A slicker brush removes loose hair and helps prevent tangles in medium, long, curly, and wire coats, but it needs light pressure. A pin brush smooths longer hair once the coat is already fairly clear. A bristle brush or rubber curry brush is best for short smooth coats. A metal comb checks whether tangles remain.
An undercoat rake reaches loose undercoat on double-coated dogs, but the pins must be long enough for the coat and gentle enough for the skin. Misuse of de-shedding tools can damage the coat, and they are not for every dog.

What mistakes should beginner owners avoid?
Most brushing problems are caused by force, wrong tools, or brushing only the surface. Avoid these three errors and your dog is more likely to stay calm.
01.
Buying the harshest tool first
A powerful de-shedding blade is not suitable for all coats. On the wrong coat it can break hair, irritate skin, or make your dog hate brushing. Begin with the gentlest tool that still reaches the coat.
02.
Brushing only the top of a thick coat
A coat can look tidy on the surface while knots sit close to the skin. Part the hair, brush in small sections, and use a comb to check high-friction areas.
03.
Bathing before removing tangles
Water can tighten knots and make mats harder to remove. Brush and comb first, then bathe only if your dog actually needs a wash.

Routine
How should you start a calm brushing routine?

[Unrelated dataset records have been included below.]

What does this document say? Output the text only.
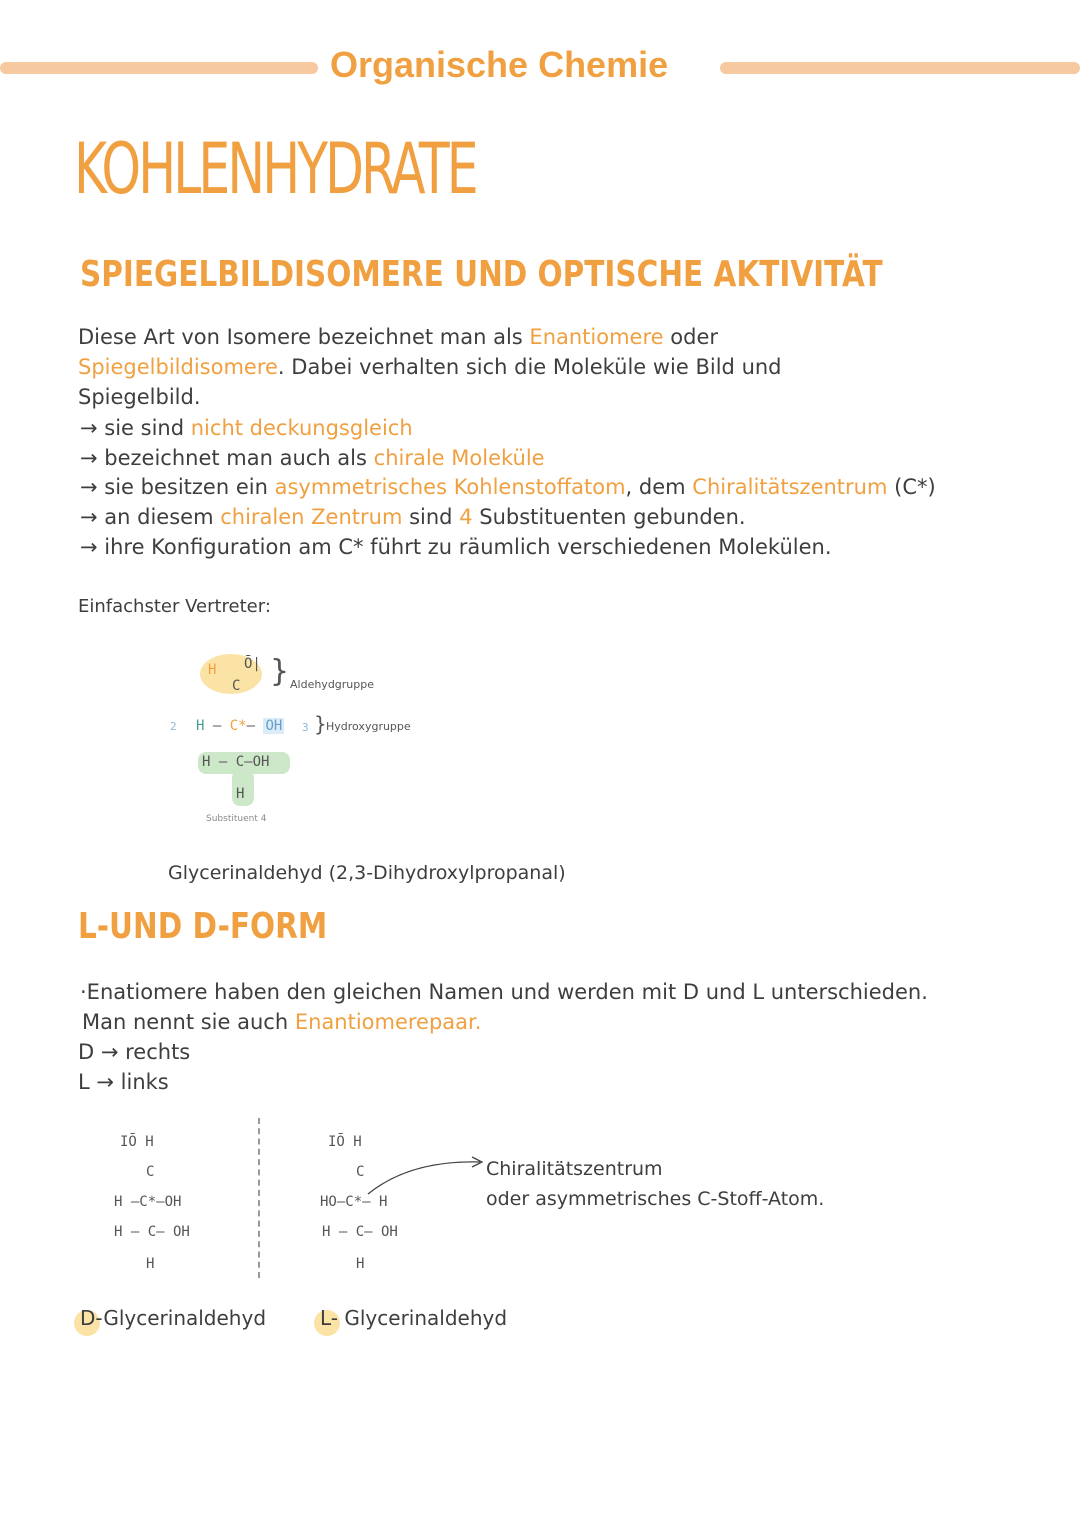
Organische Chemie
KOHLENHYDRATE
SPIEGELBILDISOMERE UND OPTISCHE AKTIVITÄT
Diese Art von Isomere bezeichnet man als Enantiomere oder
Spiegelbildisomere. Dabei verhalten sich die Moleküle wie Bild und
Spiegelbild.
→ sie sind nicht deckungsgleich
→ bezeichnet man auch als chirale Moleküle
→ sie besitzen ein asymmetrisches Kohlenstoffatom, dem Chiralitätszentrum (C*)
→ an diesem chiralen Zentrum sind 4 Substituenten gebunden.
→ ihre Konfiguration am C* führt zu räumlich verschiedenen Molekülen.
Einfachster Vertreter:
H Ō|
C } Aldehydgruppe
2 H – C*– OH 3 } Hydroxygruppe
H – C–OH
H
Substituent 4
Glycerinaldehyd (2,3-Dihydroxylpropanal)
L-UND D-FORM
·Enatiomere haben den gleichen Namen und werden mit D und L unterschieden.
Man nennt sie auch Enantiomerepaar.
D → rechts
L → links
IŌ H
C
H –C*–OH
H – C– OH
H
IŌ H
C
HO–C*– H
H – C– OH
H
Chiralitätszentrum
oder asymmetrisches C-Stoff-Atom.
D-Glycerinaldehyd	L- Glycerinaldehyd
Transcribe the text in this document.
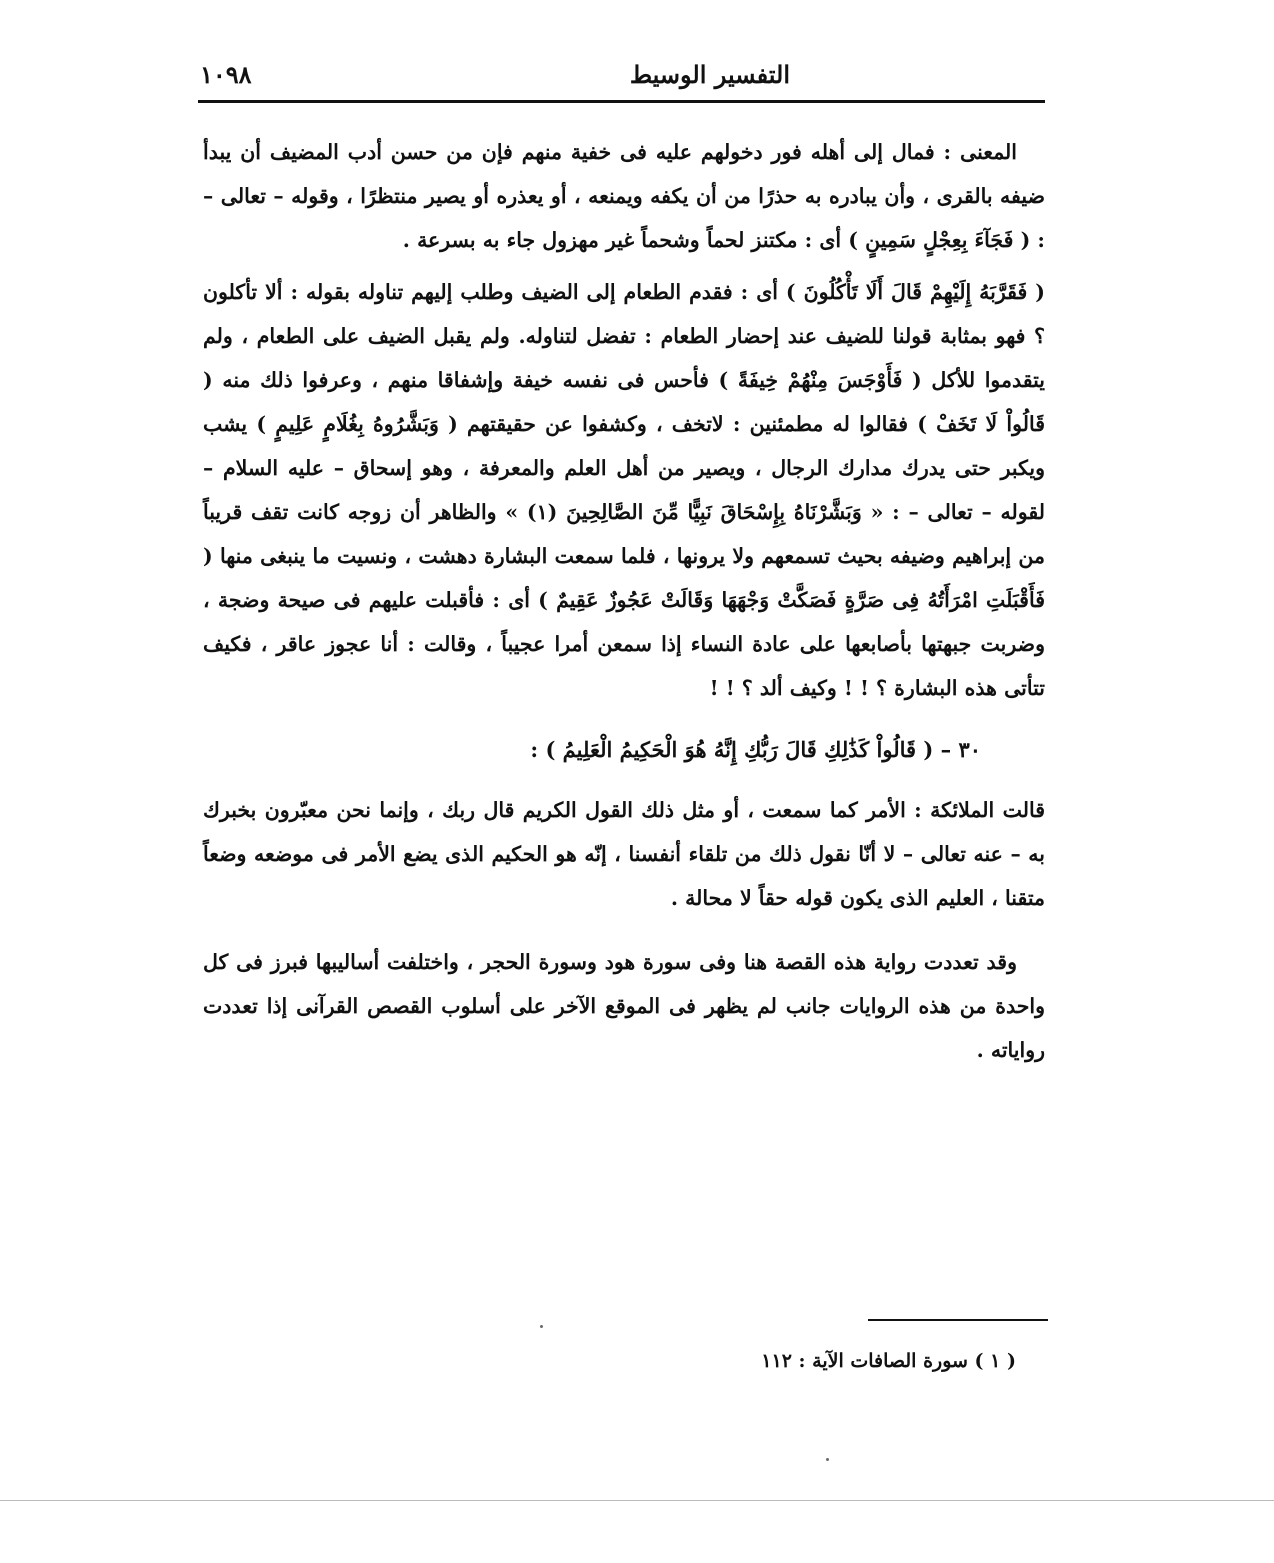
التفسير الوسيط
١٠٩٨

المعنى : فمال إلى أهله فور دخولهم عليه فى خفية منهم فإن من حسن أدب المضيف أن يبدأ ضيفه بالقرى ، وأن يبادره به حذرًا من أن يكفه ويمنعه ، أو يعذره أو يصير منتظرًا ، وقوله – تعالى – : ( فَجَآءَ بِعِجْلٍ سَمِينٍ ) أى : مكتنز لحماً وشحماً غير مهزول جاء به بسرعة .

( فَقَرَّبَهُ إِلَيْهِمْ قَالَ أَلَا تَأْكُلُونَ ) أى : فقدم الطعام إلى الضيف وطلب إليهم تناوله بقوله : ألا تأكلون ؟ فهو بمثابة قولنا للضيف عند إحضار الطعام : تفضل لتناوله. ولم يقبل الضيف على الطعام ، ولم يتقدموا للأكل ( فَأَوْجَسَ مِنْهُمْ خِيفَةً ) فأحس فى نفسه خيفة وإشفاقا منهم ، وعرفوا ذلك منه ( قَالُواْ لَا تَخَفْ ) فقالوا له مطمئنين : لاتخف ، وكشفوا عن حقيقتهم ( وَبَشَّرُوهُ بِغُلَامٍ عَلِيمٍ ) يشب ويكبر حتى يدرك مدارك الرجال ، ويصير من أهل العلم والمعرفة ، وهو إسحاق – عليه السلام – لقوله – تعالى – : « وَبَشَّرْنَاهُ بِإِسْحَاقَ نَبِيًّا مِّنَ الصَّالِحِينَ (١) » والظاهر أن زوجه كانت تقف قريباً من إبراهيم وضيفه بحيث تسمعهم ولا يرونها ، فلما سمعت البشارة دهشت ، ونسيت ما ينبغى منها ( فَأَقْبَلَتِ امْرَأَتُهُ فِى صَرَّةٍ فَصَكَّتْ وَجْهَهَا وَقَالَتْ عَجُوزٌ عَقِيمٌ ) أى : فأقبلت عليهم فى صيحة وضجة ، وضربت جبهتها بأصابعها على عادة النساء إذا سمعن أمرا عجيباً ، وقالت : أنا عجوز عاقر ، فكيف تتأتى هذه البشارة ؟ ! ! وكيف ألد ؟ ! !

٣٠ – ( قَالُواْ كَذَٰلِكِ قَالَ رَبُّكِ إِنَّهُ هُوَ الْحَكِيمُ الْعَلِيمُ ) :

قالت الملائكة : الأمر كما سمعت ، أو مثل ذلك القول الكريم قال ربك ، وإنما نحن معبّرون بخبرك به – عنه تعالى – لا أنّا نقول ذلك من تلقاء أنفسنا ، إنّه هو الحكيم الذى يضع الأمر فى موضعه وضعاً متقنا ، العليم الذى يكون قوله حقاً لا محالة .

وقد تعددت رواية هذه القصة هنا وفى سورة هود وسورة الحجر ، واختلفت أساليبها فبرز فى كل واحدة من هذه الروايات جانب لم يظهر فى الموقع الآخر على أسلوب القصص القرآنى إذا تعددت رواياته .

( ١ ) سورة الصافات الآية : ١١٢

Keep the first sessions short. Let your dog sniff the brush, touch one easy area, reward calm behaviour, and stop before frustration starts.
Add harder areas later: ears, legs, belly, collar line, tail, and paws.
Brush questions
Frequently Asked Questions
Answers to the questions beginner owners usually have after choosing the first brush.
There is no single best brush for every dog. A soft slicker plus a metal comb is a practical starter pair for many medium, long, curly, and mixed coats. For a short smooth coat, a rubber curry brush or soft bristle brush is often a better first buy.
Yes. Short coats still shed loose hair, carry dust, and benefit from gentle skin checks. Many short-coated dogs only need a quick weekly brush, but heavy shedding, muddy walks, or skin problems may mean more frequent care.
No. Slickers are useful for many medium, long, curly, and wire coats, but they are not automatically right for every dog. On a very short smooth coat, a rubber curry brush or bristle brush is usually more comfortable. If you use a slicker, keep your pressure light.
Use coat type as the starting point. Short smooth coats may only need weekly brushing. Medium coats often need a few brushes a week. Long, curly, or tangle-prone coats may need daily attention. Double coats need extra brushing during heavy shedding.
Start with a soft slicker brush and a metal comb. These coats often look fluffy while knots form near the skin, especially after rain, bathing, harness friction, or wearing a jumper. If the comb cannot pass through after brushing, the coat still has tangles.
Do not rip through mats and do not cut tight mats with scissors. Hold the hair close to the skin and try to loosen only small, easy tangles. If the mat is tight, painful, close to the skin, or spread over a large area, book a groomer or ask your vet.
Brush before bathing. Water can tighten tangles and make mats harder to remove. After the coat is fully dry, brush again if your dog has a long, curly, double, or tangle-prone coat.